The British daily newspaper Guardian said the advisors were annoyed by the government’s heavily redacting of the official report before it was released to the public.
The report was one of a series of documents published by the Scientific Advisory Group on Emergencies (Sage) this week to mollify growing criticism about the lack of transparency over the advice given to ministers responding to the deadly flu-like pathogen.
However, large blocks of text in the report, produced by SPI-B — the Sage subcommittee providing advice from behavioral scientists on how the public might respond to lockdown measures — were entirely blanked out.
In separate interviews with the Guardian, several SPI–B members said the redacted portions of the document contained criticisms they had made of potential government policies they had been formally asked to consider in late March and early April.
On Friday afternoon, after the British daily revealed frustrations over the redacted report, a member of the government’s advisory committee took to Twitter to complain of what he said was “Stalinist” censorship.
“Personally, I am more bemused than furious,” said Stephen Reicher, a professor of social psychology at the University of St Andrews. “The greatest asset we have in this crisis is the trust and adherence of the public. You want trust? You need to be open with people. This isn’t open. It is reminiscent of Stalinist Russia. Not a good look.”
According to the Guardian, the report summarized SPI-B’s discussions about how to handle possible changes to the social distancing measures that had just been introduced to slow the spread of the coronavirus pandemic.
In the version published on Sage’s government website, almost a page and a half of text was heavily redacted, which is expected to be related to SPI–B’s criticism about possible government proposals around that time.

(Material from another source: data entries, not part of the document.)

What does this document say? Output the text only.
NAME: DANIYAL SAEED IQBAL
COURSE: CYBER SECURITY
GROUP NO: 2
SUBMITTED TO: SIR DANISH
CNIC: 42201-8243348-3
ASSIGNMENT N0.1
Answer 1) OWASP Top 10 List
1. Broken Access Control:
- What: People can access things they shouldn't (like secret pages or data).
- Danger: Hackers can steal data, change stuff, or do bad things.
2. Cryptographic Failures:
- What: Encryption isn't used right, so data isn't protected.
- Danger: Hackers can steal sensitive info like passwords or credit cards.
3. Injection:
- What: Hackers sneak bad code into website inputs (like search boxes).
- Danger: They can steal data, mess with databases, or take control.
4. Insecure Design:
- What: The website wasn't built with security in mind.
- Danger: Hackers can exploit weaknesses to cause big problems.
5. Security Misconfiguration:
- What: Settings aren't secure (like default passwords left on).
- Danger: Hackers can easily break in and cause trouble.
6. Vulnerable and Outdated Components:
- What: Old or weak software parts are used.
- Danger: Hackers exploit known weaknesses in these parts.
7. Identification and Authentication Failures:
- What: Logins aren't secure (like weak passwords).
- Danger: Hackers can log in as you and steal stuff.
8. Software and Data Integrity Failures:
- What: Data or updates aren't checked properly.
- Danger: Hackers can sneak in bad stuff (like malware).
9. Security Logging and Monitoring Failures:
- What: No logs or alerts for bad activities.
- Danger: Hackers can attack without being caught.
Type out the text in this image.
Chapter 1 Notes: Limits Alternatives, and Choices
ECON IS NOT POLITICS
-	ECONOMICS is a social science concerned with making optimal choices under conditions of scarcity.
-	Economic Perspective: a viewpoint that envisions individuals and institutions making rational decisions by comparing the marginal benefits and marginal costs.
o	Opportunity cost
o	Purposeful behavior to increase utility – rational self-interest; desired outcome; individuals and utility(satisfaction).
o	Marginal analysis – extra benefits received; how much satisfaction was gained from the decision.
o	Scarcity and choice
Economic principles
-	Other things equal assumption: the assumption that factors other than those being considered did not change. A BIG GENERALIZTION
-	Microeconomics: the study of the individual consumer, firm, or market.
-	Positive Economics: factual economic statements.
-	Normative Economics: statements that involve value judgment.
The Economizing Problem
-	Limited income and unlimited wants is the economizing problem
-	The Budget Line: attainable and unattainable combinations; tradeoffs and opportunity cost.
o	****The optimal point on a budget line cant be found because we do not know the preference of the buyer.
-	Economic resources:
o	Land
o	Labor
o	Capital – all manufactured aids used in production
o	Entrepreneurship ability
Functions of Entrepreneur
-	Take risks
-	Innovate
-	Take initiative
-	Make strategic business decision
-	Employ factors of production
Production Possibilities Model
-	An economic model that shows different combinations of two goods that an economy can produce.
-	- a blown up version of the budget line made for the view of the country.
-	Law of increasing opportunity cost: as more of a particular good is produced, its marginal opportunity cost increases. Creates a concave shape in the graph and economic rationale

An SPI-B adviser decried the censorship and said, “It is bloody silly, and completely counterproductive.” A second committee member also underlined that “the impression I’m getting is this government doesn’t want any criticism.”
At least one scientific adviser is understood to be considering resigning over the government’s secretive approach, which they believe is undermining public trust.
The UK has been in lockdown since March 23 and throughout this period the government has been consistently criticized by the opposition and wider society for mismanaging the crisis.
The coronavirus, a respiratory disease known as COVID-19, first erupted in the Chinese city of Wuhan late last year before growing into a global pandemic, which has so far infected more than four million people and killed over 276,000 across the world.